Cette décision a été signifiée le 16 novembre 2023 à [W] [M].
Le 20 mars 2024, un commandement de quitter les lieux a été délivré à [W] [M] à la requête de la société IMMOBILIERE RHONE ALPES.
Par requête du 1er juillet 2024 reçue au greffe du juge de l’exécution le 18 juillet 2024, [W] [M] a saisi le juge de l’exécution de [Localité 6] d’une demande d’annulation du commandement de quitter les lieux, et subsidiairement, aux fins de se voir octroyer un délai de 12 mois pour quitter le logement occupé au [Adresse 7] à [Localité 9] [Adresse 5].
Le 17 mai 2024, le bureau d’aide juridictionnelle a fait droit à la demande d’aide juridictionnelle de [W] [M].
L’affaire a été évoquée à l’audience du 17 septembre 2024.
A l’audience, chacune des parties, représentée par un conseil, a exposé oralement ses demandes sur le fondement, de sa requête pour le demandeur, et, pour la défenderesse de ses dernières conclusions visées à l’audience, auxquelles il y a lieu de se référer pour plus ample rappel de ses demandes et moyens, conformément à l’article 455 du code de procédure civile.
Les parties se sont accordées sur une dette locative de 9.514,18 € au 11 octobre 2024.
A l’issue des débats, la décision a été mise en délibéré au 19 novembre 2024, date à laquelle elle a été rendue par mise à disposition au greffe.
EXPOSE DES MOTIFS
Sur la régularité de la procédure d’expulsion
Au préalable, il convient de rappeler qu’il n’y a pas lieu de statuer sur les demandes tendant à une constatation, même lorsqu’elles sont libellées sous la forme d’une demande tendant à voir notamment « dire que » ou « juger que » ou « dire et juger que », formées dans les écritures des parties, dans la mesure où elles ne constituent pas des prétentions au sens des articles 4 et 5 du code de procédure civile mais recèlent en réalité les moyens des parties.
Aux termes de l’article L 411-1 du code des procédures civiles d’exécution, sauf disposition spéciale, l’expulsion ou l’évacuation d’un immeuble ou d’un lieu habité ne peut être poursuivie qu’en vertu d’une décision de justice ou d’un procès-verbal de conciliation exécutoire et après signification d’un commandement d’avoir à libérer les locaux.
Conformément à l’article L 412-1 du code des procédures civiles d’exécution, si l’expulsion porte sur un lieu habité par la personne expulsée ou par tout occupant de son chef, elle ne peut avoir lieu qu’à l’expiration d’un délai de deux mois qui suit le commandement.

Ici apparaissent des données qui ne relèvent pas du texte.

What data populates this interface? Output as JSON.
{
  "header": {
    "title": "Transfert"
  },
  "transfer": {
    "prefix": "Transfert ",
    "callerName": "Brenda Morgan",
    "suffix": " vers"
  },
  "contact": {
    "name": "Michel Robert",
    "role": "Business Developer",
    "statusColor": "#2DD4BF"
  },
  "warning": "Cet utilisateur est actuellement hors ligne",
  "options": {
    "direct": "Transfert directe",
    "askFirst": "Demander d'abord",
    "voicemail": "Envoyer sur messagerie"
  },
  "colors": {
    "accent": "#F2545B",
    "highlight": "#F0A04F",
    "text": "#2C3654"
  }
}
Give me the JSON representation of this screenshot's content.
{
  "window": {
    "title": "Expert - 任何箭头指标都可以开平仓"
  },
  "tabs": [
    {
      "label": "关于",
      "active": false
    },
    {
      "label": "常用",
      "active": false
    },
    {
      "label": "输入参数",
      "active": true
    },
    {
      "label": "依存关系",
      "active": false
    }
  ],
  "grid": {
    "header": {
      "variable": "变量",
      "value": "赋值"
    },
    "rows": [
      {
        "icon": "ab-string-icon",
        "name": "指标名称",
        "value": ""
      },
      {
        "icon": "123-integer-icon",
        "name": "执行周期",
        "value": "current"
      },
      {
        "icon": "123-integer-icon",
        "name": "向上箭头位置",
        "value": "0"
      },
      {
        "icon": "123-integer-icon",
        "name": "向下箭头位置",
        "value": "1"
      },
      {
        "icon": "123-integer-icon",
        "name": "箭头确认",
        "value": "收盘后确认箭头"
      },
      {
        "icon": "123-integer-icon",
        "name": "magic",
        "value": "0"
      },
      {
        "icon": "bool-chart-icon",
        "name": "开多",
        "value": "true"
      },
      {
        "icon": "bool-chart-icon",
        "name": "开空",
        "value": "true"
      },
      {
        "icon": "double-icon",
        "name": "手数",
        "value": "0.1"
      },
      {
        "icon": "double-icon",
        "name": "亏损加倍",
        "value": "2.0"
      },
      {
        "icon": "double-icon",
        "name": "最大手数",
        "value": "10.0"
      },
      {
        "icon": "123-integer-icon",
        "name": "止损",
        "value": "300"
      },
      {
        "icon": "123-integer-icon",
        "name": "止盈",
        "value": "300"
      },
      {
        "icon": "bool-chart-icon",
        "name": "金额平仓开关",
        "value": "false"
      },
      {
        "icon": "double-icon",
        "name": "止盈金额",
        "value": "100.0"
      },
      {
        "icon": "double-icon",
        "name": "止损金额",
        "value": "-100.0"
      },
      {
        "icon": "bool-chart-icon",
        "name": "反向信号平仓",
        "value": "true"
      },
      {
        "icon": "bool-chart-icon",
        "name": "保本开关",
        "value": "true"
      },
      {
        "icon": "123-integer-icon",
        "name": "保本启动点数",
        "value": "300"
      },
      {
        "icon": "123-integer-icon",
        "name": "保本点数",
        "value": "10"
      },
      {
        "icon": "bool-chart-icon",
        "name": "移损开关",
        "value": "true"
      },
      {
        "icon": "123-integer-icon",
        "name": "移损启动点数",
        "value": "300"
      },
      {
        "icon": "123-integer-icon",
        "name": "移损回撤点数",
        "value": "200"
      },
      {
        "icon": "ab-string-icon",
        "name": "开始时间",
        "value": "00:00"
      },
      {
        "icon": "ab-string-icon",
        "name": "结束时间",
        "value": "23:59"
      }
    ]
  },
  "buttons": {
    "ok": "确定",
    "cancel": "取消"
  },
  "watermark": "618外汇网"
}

[W] [M] conteste la régularité de la procédure d’expulsion en faisant valoir que le commandement de quitter les lieux, pour avoir été précédé d’une mise en demeure – qui pour être imprécise ne constitue pas une interpellation suffisante est irrégulière – est nul.
En l’espèce, il résulte du jugement du 23 juin 2023 rendu par le juge des contentieux de la protection du tribunal judiciaire de LYON que, faute pour [W] [M] de payer une des mensualités fixées par la décision à hauteur de 200 € par mois ou les loyers courants à leur date d’exigibilité pendant les délais impartis tels que rappelés ci-dessus (à savoir à compter du 15 décembre 2023 et pendant 16 mois, la dernière mensualité permettant de solder la dette locative de 3.071,30 € selon état de créance du 19 juin 2023) la clause résolutoire sera acquise et il pourra être procédé à son expulsion et à celle de tous occupants de son chef avec l’aide, si nécessaire, de la force publique.
Ainsi, le jugement précité ne constitue un titre exécutoire pouvant fonder une mesure d’expulsion de [W] [M] et de tous occupants de son chef qu’à la condition que les délais de paiement tels que fixés n’aient pas été respectés.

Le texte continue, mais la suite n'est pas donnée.